O amor entre os cônjuges ajuda e evita que, no lar, um "se perturbe" com a "intemperança" do outro, porque o mal nunca é vencido pelo mal, mas sempre pela força do bem.
Uma atitude que ajuda a vivência da temperança na vida quotidiana da família é a mansidão. A mansidão modera sobretudo a ira excessiva e injusta. Ela gera paz, serenidade, tranquilidade e harmonia no lar e nas relações interpessoais que nele se vivem.
Educar para a temperança ou a austeridade através de medidas concretas
O casal que quer viver seriamente o esforço de cuidar e restabelecer o equilíbrio, a estabilidade e a harmonia no seu "interior" precisa de estabelecer uma "auto-disciplina". Por exemplo, na utilização dos aparelhos electrónicos e dos recursos tecnológicos e informáticos.

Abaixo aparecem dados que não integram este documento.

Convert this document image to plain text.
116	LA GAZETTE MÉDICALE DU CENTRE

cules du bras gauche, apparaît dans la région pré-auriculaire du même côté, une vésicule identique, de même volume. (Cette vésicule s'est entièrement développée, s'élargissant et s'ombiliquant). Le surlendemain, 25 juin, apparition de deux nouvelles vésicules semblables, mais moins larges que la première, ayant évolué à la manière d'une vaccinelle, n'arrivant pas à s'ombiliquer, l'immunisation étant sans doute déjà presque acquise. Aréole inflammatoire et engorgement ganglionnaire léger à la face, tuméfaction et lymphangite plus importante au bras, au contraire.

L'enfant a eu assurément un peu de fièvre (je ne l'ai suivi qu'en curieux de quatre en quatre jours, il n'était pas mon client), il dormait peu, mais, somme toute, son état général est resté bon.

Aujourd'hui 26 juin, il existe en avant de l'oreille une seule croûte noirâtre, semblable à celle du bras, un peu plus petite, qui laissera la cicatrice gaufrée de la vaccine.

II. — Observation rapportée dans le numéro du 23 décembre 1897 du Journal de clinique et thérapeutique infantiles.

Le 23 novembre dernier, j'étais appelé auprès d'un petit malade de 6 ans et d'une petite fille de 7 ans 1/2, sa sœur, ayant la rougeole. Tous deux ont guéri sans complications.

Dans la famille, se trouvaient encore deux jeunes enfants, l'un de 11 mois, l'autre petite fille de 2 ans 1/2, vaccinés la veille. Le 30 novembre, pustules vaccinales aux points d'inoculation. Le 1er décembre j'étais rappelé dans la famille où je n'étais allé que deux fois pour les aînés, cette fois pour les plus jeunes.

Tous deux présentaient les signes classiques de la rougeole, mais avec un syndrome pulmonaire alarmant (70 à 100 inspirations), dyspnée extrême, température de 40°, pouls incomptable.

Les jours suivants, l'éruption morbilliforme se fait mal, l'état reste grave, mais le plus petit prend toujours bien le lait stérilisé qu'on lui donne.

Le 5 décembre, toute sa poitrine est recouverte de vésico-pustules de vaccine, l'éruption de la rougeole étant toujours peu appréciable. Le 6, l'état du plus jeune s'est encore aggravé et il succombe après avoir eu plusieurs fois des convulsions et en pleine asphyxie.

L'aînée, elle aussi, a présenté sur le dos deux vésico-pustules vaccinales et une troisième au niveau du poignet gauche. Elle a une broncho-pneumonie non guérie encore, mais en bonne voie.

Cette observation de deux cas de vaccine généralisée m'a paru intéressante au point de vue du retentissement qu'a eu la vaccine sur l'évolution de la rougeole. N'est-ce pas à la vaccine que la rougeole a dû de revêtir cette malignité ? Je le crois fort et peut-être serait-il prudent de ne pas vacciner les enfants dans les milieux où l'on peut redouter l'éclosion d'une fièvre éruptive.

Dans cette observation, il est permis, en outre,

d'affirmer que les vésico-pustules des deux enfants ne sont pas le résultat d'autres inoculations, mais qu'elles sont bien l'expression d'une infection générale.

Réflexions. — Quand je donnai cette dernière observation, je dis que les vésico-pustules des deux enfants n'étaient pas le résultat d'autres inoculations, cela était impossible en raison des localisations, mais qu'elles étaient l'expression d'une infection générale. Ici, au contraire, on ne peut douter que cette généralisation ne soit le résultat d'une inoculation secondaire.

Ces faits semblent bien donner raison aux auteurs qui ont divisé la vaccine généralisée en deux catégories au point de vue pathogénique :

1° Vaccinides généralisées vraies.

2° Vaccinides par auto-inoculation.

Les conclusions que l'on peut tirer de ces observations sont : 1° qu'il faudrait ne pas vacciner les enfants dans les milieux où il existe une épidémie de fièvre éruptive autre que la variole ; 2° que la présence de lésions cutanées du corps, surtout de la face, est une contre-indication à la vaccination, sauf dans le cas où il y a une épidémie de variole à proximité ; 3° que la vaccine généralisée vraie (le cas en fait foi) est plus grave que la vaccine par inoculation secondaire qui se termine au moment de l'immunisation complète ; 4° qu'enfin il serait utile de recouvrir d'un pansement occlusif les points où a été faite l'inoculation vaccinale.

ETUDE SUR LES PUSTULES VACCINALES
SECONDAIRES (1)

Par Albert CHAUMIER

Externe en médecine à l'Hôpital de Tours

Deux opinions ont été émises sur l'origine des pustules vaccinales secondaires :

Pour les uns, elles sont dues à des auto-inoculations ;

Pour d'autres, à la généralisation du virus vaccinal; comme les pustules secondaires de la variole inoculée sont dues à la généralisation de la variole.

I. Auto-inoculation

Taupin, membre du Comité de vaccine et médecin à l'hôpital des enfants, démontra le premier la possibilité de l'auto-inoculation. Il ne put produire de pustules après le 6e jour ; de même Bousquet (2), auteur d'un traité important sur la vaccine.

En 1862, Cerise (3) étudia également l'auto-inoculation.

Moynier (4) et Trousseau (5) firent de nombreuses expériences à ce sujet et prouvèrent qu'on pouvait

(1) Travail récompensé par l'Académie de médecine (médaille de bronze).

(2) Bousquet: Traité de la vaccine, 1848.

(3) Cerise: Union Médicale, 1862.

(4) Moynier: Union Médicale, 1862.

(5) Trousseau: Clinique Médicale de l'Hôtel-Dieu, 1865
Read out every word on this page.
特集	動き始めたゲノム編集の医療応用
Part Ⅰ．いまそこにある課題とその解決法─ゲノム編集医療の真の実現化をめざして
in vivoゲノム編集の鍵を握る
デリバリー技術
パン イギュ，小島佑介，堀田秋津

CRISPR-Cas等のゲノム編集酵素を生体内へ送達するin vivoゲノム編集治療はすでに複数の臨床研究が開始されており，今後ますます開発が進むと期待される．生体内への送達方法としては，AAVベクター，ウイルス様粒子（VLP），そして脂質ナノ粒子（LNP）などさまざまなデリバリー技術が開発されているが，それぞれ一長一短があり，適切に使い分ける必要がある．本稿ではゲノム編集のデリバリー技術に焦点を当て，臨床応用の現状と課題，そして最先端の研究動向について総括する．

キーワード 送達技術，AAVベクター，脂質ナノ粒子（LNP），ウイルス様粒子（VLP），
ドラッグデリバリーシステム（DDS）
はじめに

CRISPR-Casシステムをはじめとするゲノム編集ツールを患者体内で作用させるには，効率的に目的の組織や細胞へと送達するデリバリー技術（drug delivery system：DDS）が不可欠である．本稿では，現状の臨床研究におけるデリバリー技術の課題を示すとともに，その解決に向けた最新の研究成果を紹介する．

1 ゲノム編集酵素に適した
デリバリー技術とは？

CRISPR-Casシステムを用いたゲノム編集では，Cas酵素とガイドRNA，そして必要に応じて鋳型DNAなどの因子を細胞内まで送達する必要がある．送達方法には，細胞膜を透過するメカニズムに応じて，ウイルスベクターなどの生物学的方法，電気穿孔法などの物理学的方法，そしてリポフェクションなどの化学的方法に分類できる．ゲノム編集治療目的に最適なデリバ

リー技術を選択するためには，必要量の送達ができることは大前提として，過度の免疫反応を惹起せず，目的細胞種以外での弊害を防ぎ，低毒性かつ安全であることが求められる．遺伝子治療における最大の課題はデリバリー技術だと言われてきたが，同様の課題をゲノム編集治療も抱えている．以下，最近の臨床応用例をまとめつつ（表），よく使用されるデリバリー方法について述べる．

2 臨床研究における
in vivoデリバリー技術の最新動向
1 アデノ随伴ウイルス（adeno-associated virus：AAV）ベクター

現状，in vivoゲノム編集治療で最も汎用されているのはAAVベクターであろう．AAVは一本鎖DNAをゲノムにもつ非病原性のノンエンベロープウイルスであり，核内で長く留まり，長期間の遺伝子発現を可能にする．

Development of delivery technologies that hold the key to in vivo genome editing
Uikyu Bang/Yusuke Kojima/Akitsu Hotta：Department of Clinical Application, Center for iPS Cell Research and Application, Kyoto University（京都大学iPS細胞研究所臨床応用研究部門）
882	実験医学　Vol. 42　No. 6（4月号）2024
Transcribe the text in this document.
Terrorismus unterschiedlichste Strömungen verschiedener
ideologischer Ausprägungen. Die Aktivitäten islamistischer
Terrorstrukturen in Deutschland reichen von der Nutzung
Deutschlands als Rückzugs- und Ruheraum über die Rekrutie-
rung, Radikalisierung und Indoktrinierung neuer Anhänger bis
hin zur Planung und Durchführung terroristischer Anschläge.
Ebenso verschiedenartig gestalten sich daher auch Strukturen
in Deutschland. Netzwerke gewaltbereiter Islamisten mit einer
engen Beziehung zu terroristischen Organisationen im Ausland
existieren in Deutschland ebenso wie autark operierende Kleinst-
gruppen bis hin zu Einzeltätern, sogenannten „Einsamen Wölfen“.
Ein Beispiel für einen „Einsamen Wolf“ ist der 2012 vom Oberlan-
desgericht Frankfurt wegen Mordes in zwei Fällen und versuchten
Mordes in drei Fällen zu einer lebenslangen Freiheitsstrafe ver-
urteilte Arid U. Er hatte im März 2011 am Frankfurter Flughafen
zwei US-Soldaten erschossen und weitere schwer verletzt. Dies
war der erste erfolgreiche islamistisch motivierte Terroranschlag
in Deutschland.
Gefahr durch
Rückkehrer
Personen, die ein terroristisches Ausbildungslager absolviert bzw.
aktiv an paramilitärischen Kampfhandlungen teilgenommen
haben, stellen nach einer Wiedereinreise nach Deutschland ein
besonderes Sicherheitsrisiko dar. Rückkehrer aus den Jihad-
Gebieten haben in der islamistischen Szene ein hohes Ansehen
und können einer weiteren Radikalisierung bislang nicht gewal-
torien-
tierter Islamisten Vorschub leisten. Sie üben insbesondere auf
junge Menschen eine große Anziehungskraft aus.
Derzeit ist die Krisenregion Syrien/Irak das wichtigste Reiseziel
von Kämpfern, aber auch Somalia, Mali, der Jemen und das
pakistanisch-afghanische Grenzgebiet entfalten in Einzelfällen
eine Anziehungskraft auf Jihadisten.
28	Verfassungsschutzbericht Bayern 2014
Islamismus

Os pais, enquanto principais responsáveis pela educação da família, são chamados a determinar medidas para a utilização das redes sociais, da televisão e de outros dispositivos electrónicos.
Assim, podem - devem - estabelecer que não deve haver PC ou TV, nem smartphone ou tablet ou qualquer dispositivo que se lhes assemelhe, nos quartos; que só deve funcionar um aparelho de cada vez, num local comum e visível da casa; que devem existir horários e momentos claramente estabelecidos para a sua utilização, etc. É inadequado ter a televisão ligada durante a partilha da mesa familiar ou noutros momentos de comunhão em casa, como celebrações, visitas, etc.
A sobriedade e o desapego exigem viver bem, com o necessário para a subsistência humana, e para isso é preciso evitar o desperdício, os gastos desnecessários e a ostentação. Ainda mais quando no nosso mundo consumista há muitas famílias que não têm nem o mínimo para viver com dignidade.
A austeridade, que não é sinónimo de pobreza, torna-nos solidários e generosos para com os que têm menos.
Colofão
Falámos de moderação, temperança e austeridade, que no contexto - casamento e família - são a mesma coisa. E podem ver que vale a pena concentrarmo-nos nisto.
Vale a pena uma vida conjugal, uma vida familiar, centrada numa visão calma e esperançosa das coisas, na serenidade de espírito, no equilíbrio interior e exterior e no desprendimento generoso face ao que é agradável e desejável.
Numa família, verifica-se e atinge a sua proporção adequada quando é constituída por membros emocionalmente equilibrados, livres e controlando os seus impulsos interiores, e não à mercê de caprichos e mudanças repentinas.